The COCONUT-SVSM will need to support different storage backends for persistent storage. In order to have a common interface to all supported hypervisors, a generic block layer is needed which is the front-end to specific backend implementations. Encryption and integrity protection of the storage will also be implemented on the block layer.
Depends on: Persist.EarlyAttest, Persist.BlkLyr
A simple file-system driver is needed to support persistence for multiple services and device emulations. Design is TBD, but there is likely no need to support directories.
Design and implement a permission model for data on the file system which allows to limit which persistent data is accessible by a given user-mode process.
Depends on: UsrMode.UserLib, esp. UsrMode.HeapAlloc
To make it easier to develop new user-mode modules and bring the Rust standard library to the COCONUT-SVSM ecosystem, support for a COCONUT platform target in the upstream Rust project is desired.
Depends on: UsrMode.HeapAlloc, UsrMode.FsSysCall, UsrMode.IpcEvt
This will be the initial step of supporting COCONUT-SVSM as a platform target in Rust. Minimal support is needed from the SVSM side, like a heap allocator and basic file-system APIs. The interfaces to the SVSM kernel do not need to be stabilized yet.
Depends on: StdRust.Tier3
Stabilize the SVSM kernel interfaces and organize code in a way to reach status as a Rust Tier-2 target platform.
This section lists a loosely coupled list of work items to improve the security of the COCONUT-SVSM platform.
Define and implement a security framework which allows to limit the capabilities of user-mode processes to interact with the SVSM kernel. In Linux terms this would be similar to SELinux.
In order to mitigate a various possible double-validation attacks for memory pages, the COCONUT kernel needs to track the validation state of each 4KiB page in the system. Implement the data structures and integrate the checks in the page validation backends.
The GitHub issues for the COCONUT-SVSM contains an issue which lists unsound code patterns. This list needs to be updated, evaluated and the patterns need to be fixed.

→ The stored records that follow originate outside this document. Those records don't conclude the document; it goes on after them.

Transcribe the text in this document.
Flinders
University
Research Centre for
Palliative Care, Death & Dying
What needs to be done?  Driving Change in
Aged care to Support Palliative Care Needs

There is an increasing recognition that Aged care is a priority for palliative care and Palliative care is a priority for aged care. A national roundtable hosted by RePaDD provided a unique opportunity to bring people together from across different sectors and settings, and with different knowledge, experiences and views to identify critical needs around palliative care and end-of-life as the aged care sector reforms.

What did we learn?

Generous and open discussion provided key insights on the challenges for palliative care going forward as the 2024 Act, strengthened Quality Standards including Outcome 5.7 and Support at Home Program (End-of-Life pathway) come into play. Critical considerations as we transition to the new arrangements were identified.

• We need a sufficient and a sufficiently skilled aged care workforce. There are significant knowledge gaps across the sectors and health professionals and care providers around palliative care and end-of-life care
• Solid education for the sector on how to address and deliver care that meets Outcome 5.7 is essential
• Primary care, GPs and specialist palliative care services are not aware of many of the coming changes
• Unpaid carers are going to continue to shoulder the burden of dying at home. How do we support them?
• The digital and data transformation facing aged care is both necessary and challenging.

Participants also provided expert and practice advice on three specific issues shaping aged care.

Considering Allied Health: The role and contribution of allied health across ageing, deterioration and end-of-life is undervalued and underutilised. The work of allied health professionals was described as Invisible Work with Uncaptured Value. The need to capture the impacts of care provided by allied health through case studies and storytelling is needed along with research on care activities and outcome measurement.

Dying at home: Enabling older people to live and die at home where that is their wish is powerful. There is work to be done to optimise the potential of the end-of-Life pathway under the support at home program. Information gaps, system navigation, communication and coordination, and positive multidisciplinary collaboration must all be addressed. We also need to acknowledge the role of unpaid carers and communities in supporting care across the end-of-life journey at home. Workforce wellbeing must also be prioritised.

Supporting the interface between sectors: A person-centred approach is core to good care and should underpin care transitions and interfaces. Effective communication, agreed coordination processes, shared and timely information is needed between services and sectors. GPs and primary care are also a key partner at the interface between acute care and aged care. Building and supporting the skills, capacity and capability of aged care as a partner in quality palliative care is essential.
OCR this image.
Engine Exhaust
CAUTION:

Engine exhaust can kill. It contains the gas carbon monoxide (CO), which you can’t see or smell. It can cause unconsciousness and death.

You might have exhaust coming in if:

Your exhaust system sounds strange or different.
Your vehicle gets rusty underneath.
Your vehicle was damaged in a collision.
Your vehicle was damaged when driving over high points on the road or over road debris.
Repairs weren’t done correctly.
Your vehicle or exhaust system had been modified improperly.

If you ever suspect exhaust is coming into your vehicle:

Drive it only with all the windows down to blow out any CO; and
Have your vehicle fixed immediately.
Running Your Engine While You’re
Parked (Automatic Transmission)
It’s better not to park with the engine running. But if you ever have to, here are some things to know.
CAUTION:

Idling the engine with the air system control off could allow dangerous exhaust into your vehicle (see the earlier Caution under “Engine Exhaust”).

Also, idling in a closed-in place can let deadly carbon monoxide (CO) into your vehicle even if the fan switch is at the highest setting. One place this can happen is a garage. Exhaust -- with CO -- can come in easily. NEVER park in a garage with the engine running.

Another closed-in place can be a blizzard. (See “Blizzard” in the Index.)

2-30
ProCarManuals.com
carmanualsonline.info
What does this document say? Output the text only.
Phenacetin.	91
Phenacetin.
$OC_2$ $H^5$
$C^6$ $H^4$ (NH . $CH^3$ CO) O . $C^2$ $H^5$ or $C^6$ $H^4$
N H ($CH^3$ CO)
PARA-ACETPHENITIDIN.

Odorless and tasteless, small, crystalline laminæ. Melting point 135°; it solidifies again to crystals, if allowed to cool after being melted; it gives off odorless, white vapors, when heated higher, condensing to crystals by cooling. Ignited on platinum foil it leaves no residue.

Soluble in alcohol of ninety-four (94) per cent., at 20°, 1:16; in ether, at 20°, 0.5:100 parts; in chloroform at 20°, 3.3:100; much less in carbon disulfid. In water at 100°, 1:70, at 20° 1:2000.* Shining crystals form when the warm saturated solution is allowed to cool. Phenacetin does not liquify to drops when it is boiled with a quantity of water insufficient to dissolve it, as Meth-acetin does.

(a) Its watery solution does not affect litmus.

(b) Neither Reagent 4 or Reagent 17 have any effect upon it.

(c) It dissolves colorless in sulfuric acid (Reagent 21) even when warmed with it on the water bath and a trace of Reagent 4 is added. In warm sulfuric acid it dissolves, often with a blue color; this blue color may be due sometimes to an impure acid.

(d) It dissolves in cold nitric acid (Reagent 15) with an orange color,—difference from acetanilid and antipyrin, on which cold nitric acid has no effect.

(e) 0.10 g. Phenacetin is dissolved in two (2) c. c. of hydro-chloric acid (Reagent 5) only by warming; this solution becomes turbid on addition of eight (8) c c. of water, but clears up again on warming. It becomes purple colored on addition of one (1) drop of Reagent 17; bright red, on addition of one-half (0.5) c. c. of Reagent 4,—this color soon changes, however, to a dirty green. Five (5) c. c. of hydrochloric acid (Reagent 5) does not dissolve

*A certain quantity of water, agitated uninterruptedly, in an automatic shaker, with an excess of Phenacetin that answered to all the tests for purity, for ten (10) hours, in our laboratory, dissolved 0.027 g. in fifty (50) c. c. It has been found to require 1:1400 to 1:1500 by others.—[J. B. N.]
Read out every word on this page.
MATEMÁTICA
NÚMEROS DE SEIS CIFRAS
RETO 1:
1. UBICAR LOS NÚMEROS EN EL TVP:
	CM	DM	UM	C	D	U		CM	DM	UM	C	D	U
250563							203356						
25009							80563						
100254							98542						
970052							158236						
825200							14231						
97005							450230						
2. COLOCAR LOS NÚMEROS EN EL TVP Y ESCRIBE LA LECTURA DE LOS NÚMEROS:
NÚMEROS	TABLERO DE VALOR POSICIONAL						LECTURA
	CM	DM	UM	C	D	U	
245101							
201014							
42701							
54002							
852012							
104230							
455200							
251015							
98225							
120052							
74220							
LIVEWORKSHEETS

The COCONUT-SVSM repository contains a good number of fuzzers already for parts of the code-base. Build on that and extended the fuzzers over time to cover more or most code of the COCONUT-SVSM platform.
As part of this effort, identify security-critical interfaces to be fuzzed.
This is related to fuzzing, but targeted at a fully running COCONUT-SVSM instead of individual parts of the code. Stress tests need to be implemented to find any kind of issues in the kernel and user-mode code, especially race conditions, lock inversions, and so on.